- Developer: Atico Games
- Publishers: HypeTrain Digital, Sidekick Publishing
- Engine: Unity
- Platforms: Windows; macOS;
- Release: 1 May 2026
- Genre: Roguelike
- Mode: Single-player

= Die in the Dungeon =

2026 roguelike video game

Die in the Dungeon is a 2026 turn-based roguelike video game. The player fights a series of enemies by rolling and placing dice, and can obtain and upgrade dice between battles. In roguelike fashion, the game is structured into pseudorandom runs. The game was developed by Spanish indie developer Atico and published by HypeTrain Digital and Sidekick Publishing, and began life as a 2021 game jam game. A prologue, Die in the Dungeon: Origins, was released in December 2023, and the full game entered early access in February 2025 and was released in May 2026.

Reviewers compared Die in the Dungeon to Slay the Spire both positively and negatively, while generally describing the gameplay as similar. The gameplay design, strategic depth, and visual style were generally praised.

== Gameplay ==

A battle in Die in the Dungeon. The grid for placing dice is in the center, and the player's available dice are along the bottom.

Die in the Dungeon is a turn-based roguelike game, in the roguelike deckbuilder subgenre and self described as a "dicebuilder". The player fights a series of enemies by rolling and placing dice into a grid. The default grid is a 3x3 diamond. Placing dice has an effect based on their color and rolled number: for example, red dice deal damage equal to the number and blue dice block incoming damage equal to the number. The relative placement of dice also changes their effects. Dice vary in their number of faces and the numbers on those faces: there are four-, six-, and eight-sided dice. Dice can also have properties added that change how they function: for example, the "Heavy" property causes dice to remain on the board between turns.

Between battles, the player can obtain more dice and upgrade their set of dice, which generally serves to increase the numbers on a die's faces. Battles are grouped into worlds, each of which ends with a boss, and each run through the game consists of three worlds. The player can select different characters for each run, each with a unique board for placing dice, set of starting dice, and skills.

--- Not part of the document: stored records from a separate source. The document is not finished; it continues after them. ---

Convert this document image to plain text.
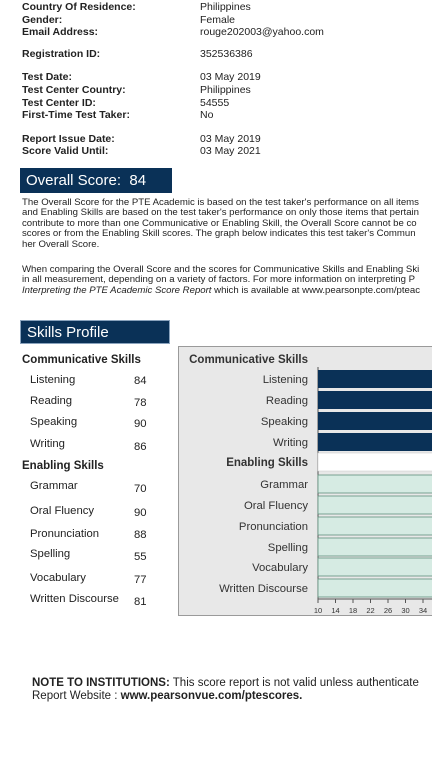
Country Of Residence:	Philippines
Gender:	Female
Email Address:	rouge202003@yahoo.com
Registration ID:	352536386
Test Date:	03 May 2019
Test Center Country:	Philippines
Test Center ID:	54555
First-Time Test Taker:	No
Report Issue Date:	03 May 2019
Score Valid Until:	03 May 2021
Overall Score: 84
The Overall Score for the PTE Academic is based on the test taker's performance on all items
and Enabling Skills are based on the test taker's performance on only those items that pertain
contribute to more than one Communicative or Enabling Skill, the Overall Score cannot be co
scores or from the Enabling Skill scores. The graph below indicates this test taker's Commun
her Overall Score.
When comparing the Overall Score and the scores for Communicative Skills and Enabling Ski
in all measurement, depending on a variety of factors. For more information on interpreting P
Interpreting the PTE Academic Score Report which is available at www.pearsonpte.com/pteac
Skills Profile
Communicative Skills
Listening	84
Reading	78
Speaking	90
Writing	86
Enabling Skills
Grammar	70
Oral Fluency	90
Pronunciation	88
Spelling	55
Vocabulary	77
Written Discourse 81
Communicative Skills
Enabling Skills
Listening
Reading
Speaking
Writing
Grammar
Oral Fluency
Pronunciation
Spelling
Vocabulary
Written Discourse
10 14 18 22 26 30 34
NOTE TO INSTITUTIONS: This score report is not valid unless authenticate
Report Website : www.pearsonvue.com/ptescores.
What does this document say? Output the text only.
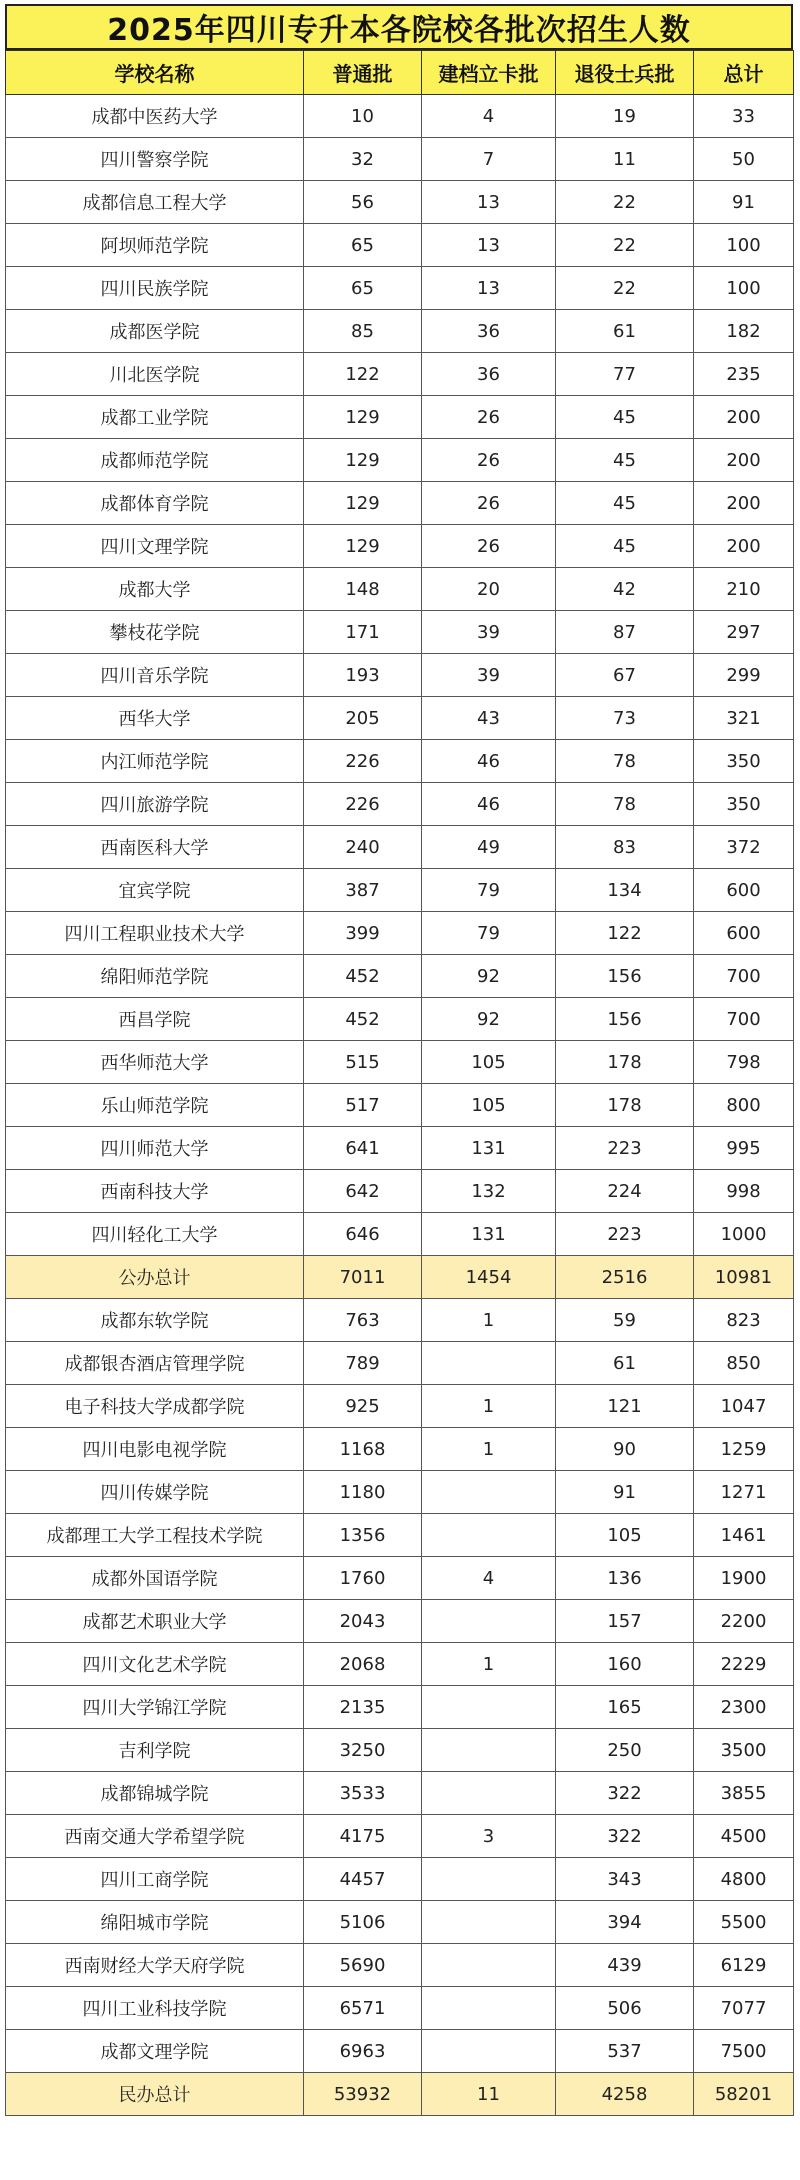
2025年四川专升本各院校各批次招生人数
学校名称	普通批	建档立卡批	退役士兵批	总计
成都中医药大学	10	4	19	33
四川警察学院	32	7	11	50
成都信息工程大学	56	13	22	91
阿坝师范学院	65	13	22	100
四川民族学院	65	13	22	100
成都医学院	85	36	61	182
川北医学院	122	36	77	235
成都工业学院	129	26	45	200
成都师范学院	129	26	45	200
成都体育学院	129	26	45	200
四川文理学院	129	26	45	200
成都大学	148	20	42	210
攀枝花学院	171	39	87	297
四川音乐学院	193	39	67	299
西华大学	205	43	73	321
内江师范学院	226	46	78	350
四川旅游学院	226	46	78	350
西南医科大学	240	49	83	372
宜宾学院	387	79	134	600
四川工程职业技术大学	399	79	122	600
绵阳师范学院	452	92	156	700
西昌学院	452	92	156	700
西华师范大学	515	105	178	798
乐山师范学院	517	105	178	800
四川师范大学	641	131	223	995
西南科技大学	642	132	224	998
四川轻化工大学	646	131	223	1000
公办总计	7011	1454	2516	10981
成都东软学院	763	1	59	823
成都银杏酒店管理学院	789		61	850
电子科技大学成都学院	925	1	121	1047
四川电影电视学院	1168	1	90	1259
四川传媒学院	1180		91	1271
成都理工大学工程技术学院	1356		105	1461
成都外国语学院	1760	4	136	1900
成都艺术职业大学	2043		157	2200
四川文化艺术学院	2068	1	160	2229
四川大学锦江学院	2135		165	2300
吉利学院	3250		250	3500
成都锦城学院	3533		322	3855
西南交通大学希望学院	4175	3	322	4500
四川工商学院	4457		343	4800
绵阳城市学院	5106		394	5500
西南财经大学天府学院	5690		439	6129
四川工业科技学院	6571		506	7077
成都文理学院	6963		537	7500
民办总计	53932	11	4258	58201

== Development and release ==
Die in the Dungeon was developed by Atico Games, a developer based in Madrid. The first version, originally titled Die in the Dungeon and later renamed to Die in the Dungeon CLASSIC, was produced for February 2021 game jam Brackey's Game Jam and was released on itch.io. Atico worked on the itch.io version in their spare time from 2021 until 2023, describing the game at that point as a hobby and its marketing as organic. In 2023, the team transitioned to working on a commercial release on Steam, and a prologue, Die in the Dungeon: Origins, was released in December 2023. The game was released in early access on Steam in February 2025. It was published by HypeTrain Digital and Sidekick Publishing, and was fully released on 1 May 2026 for Windows and macOS.

After release, Atico announced a board game adaptation was in development by Roomiz Games.

== Reception ==
PC Gamers Jonathan Bolding described Die in the Dungeon: Origins as "taking the roguelite framework and applying it in an interesting-looking way by having you place your dice in a grid for synergies and effects". Rachel Watts of Rock Paper Shotgun said the prologue was "concise and densely packed". Writing for GamesRadar, Austin Wood praised the demo, describing it as a fusion of Dicey Dungeons and Slay the Spire and describing himself as "obsessed". Bolding criticized the game's marketing as sensational, noting 2011 board game Quarriors and 2023 video game Astrea: Six-Sided Oracles as previous examples of dice-building mechanics.

Reviewing the full game, AV Clubs Elijah Gonzalez described it as standing out in the crowded field of roguelike deckbuilders, citing its "combining gratifying puzzles with deep customization that lends space for player expression". Gonzalez additionally complimented the art and soundtrack. Writing for The Verge, Jay Peters described the strategy as deep, but criticized the length of runs. Describing the game as derivative of Slay the Spire but nevertheless interesting, he said that "It takes a lot of inspiration from Slay the Spire, but that's ok." 4Gamer.net praised the strategy, build variety, and pixel art.